Landesgeschichtliches Informationssystem Hessen

Hessische Quellen zum Ersten Weltkrieg

↑ Henriette Fürth, Aus der Autobiographie der Frankfurter Frauenrechtlerin und Sozialpolitikerin, 1914-1918

Abschnitt 13: Erlebnisse in der Auskunftsstelle des Lebensmittelamts

[187-188] In der Auskunftsstelle eines Lebensmittelamtes

Ich habe in diesen Tagen unser Volk bewundern gelernt. Nicht nur jene, die da draußen in den Schützengräben ihr Letztes an Kraft und Leistung hingeben, um dem Vaterland zu dienen. - Nicht nur jene anderen, die in diesem dritten Kriegsfrühling das Feld bestellen und dabei das Unmögliche möglich machen, um dem Boden das Brot für alle abzuringen, sondern auch und erst recht jene anderen, das Volk, das im Dienste des Vaterlandes zu hungern weiß. Wollt ihr Würde, Größe, Kraft und Opfermut des deutschen Volkes kennen lernen, so begleitet mich in die Auskunftsstelle eines Lebensmittelamtes.

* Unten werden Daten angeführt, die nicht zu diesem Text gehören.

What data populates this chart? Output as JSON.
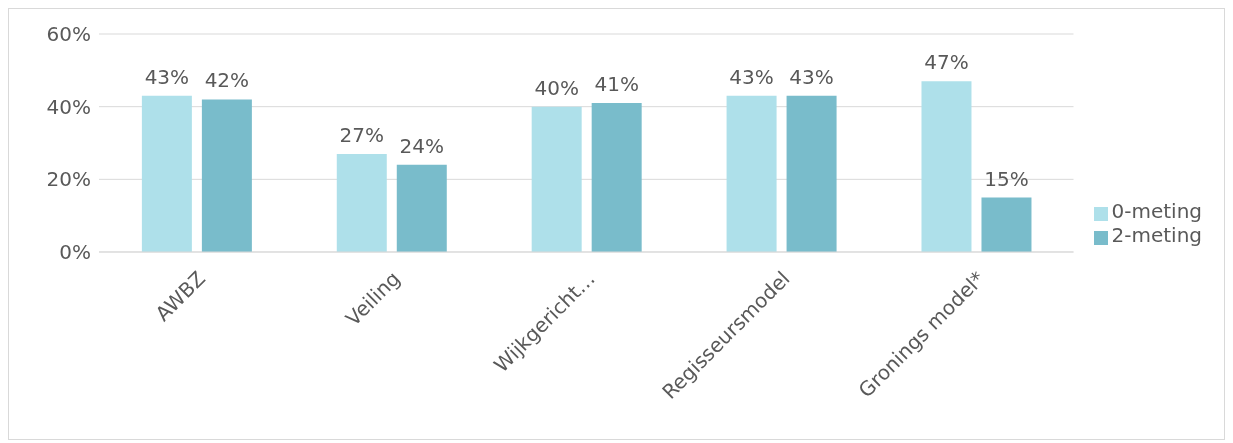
{
  "chart_data": {
    "type": "bar",
    "categories": [
      "AWBZ",
      "Veiling",
      "Wijkgericht…",
      "Regisseursmodel",
      "Gronings model*"
    ],
    "series": [
      {
        "name": "0-meting",
        "color": "#aee0ea",
        "values": [
          43,
          27,
          40,
          43,
          47
        ],
        "value_labels": [
          "43%",
          "27%",
          "40%",
          "43%",
          "47%"
        ]
      },
      {
        "name": "2-meting",
        "color": "#79bccb",
        "values": [
          42,
          24,
          41,
          43,
          15
        ],
        "value_labels": [
          "42%",
          "24%",
          "41%",
          "43%",
          "15%"
        ]
      }
    ],
    "ylim": [
      0,
      60
    ],
    "yticks": [
      {
        "value": 0,
        "label": "0%"
      },
      {
        "value": 20,
        "label": "20%"
      },
      {
        "value": 40,
        "label": "40%"
      },
      {
        "value": 60,
        "label": "60%"
      }
    ],
    "grid": "y",
    "legend": "right"
  }
}
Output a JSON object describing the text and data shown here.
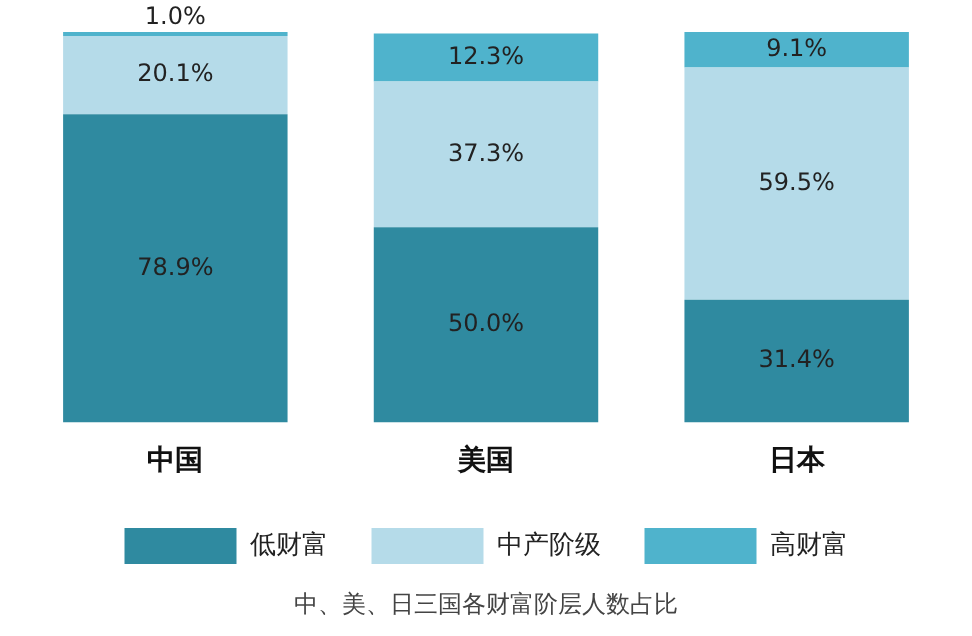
{
  "chart_data": {
    "type": "bar",
    "stacked": true,
    "title": "中、美、日三国各财富阶层人数占比",
    "categories": [
      "中国",
      "美国",
      "日本"
    ],
    "series": [
      {
        "name": "低财富",
        "color": "#2f8aa0",
        "values": [
          78.9,
          50.0,
          31.4
        ],
        "value_labels": [
          "78.9%",
          "50.0%",
          "31.4%"
        ]
      },
      {
        "name": "中产阶级",
        "color": "#b5dbe9",
        "values": [
          20.1,
          37.3,
          59.5
        ],
        "value_labels": [
          "20.1%",
          "37.3%",
          "59.5%"
        ]
      },
      {
        "name": "高财富",
        "color": "#4fb3cc",
        "values": [
          1.0,
          12.3,
          9.1
        ],
        "value_labels": [
          "1.0%",
          "12.3%",
          "9.1%"
        ]
      }
    ],
    "ylim": [
      0,
      100
    ],
    "tick_labels": "x",
    "grid": false,
    "legend": "bottom"
  }
}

Auskünfte sollten dort erteilt, der Ariadnefaden im Labyrinth der Verordnungen sollte dort den Fragenden in die Hand gegeben werden. Aber unversehens schickte sich diese bescheidene Stelle an, mehr, weit mehr zu werden, als eine einfache Auskunftsstelle. Nicht nur um Auskunft strömten sie hin. Rat wollten sie sich holen, Rat und Beistand. Tausende zogen Tag um Tag an diesen Schaltern vorbei und indem sie kamen und gingen, lerntest du sie kennen und tatest einen tiefen und in der Hauptsache erfreulichen Blick in die Tiefe der Volksseele. Ohne Maske erschienen sie vor dir, der gleichgültigen Schalterbeamtin, waren [S. 188] bescheiden oder keck, freundlich oder barsch, zufrieden und anmaßlich — je nachdem. Kultivierte Menschen, die für Rat und Auskunft mit Blick und Wort dankten und die es dich nicht entgelten ließen, wenn du ihnen nicht helfen und raten konntest. Augen, die aufleuchteten, Schultern, die sich strafften, wenn du einen Ausweg aus einer Verlegenheit zeigen oder in irgendeinem Sinne helfen konntest.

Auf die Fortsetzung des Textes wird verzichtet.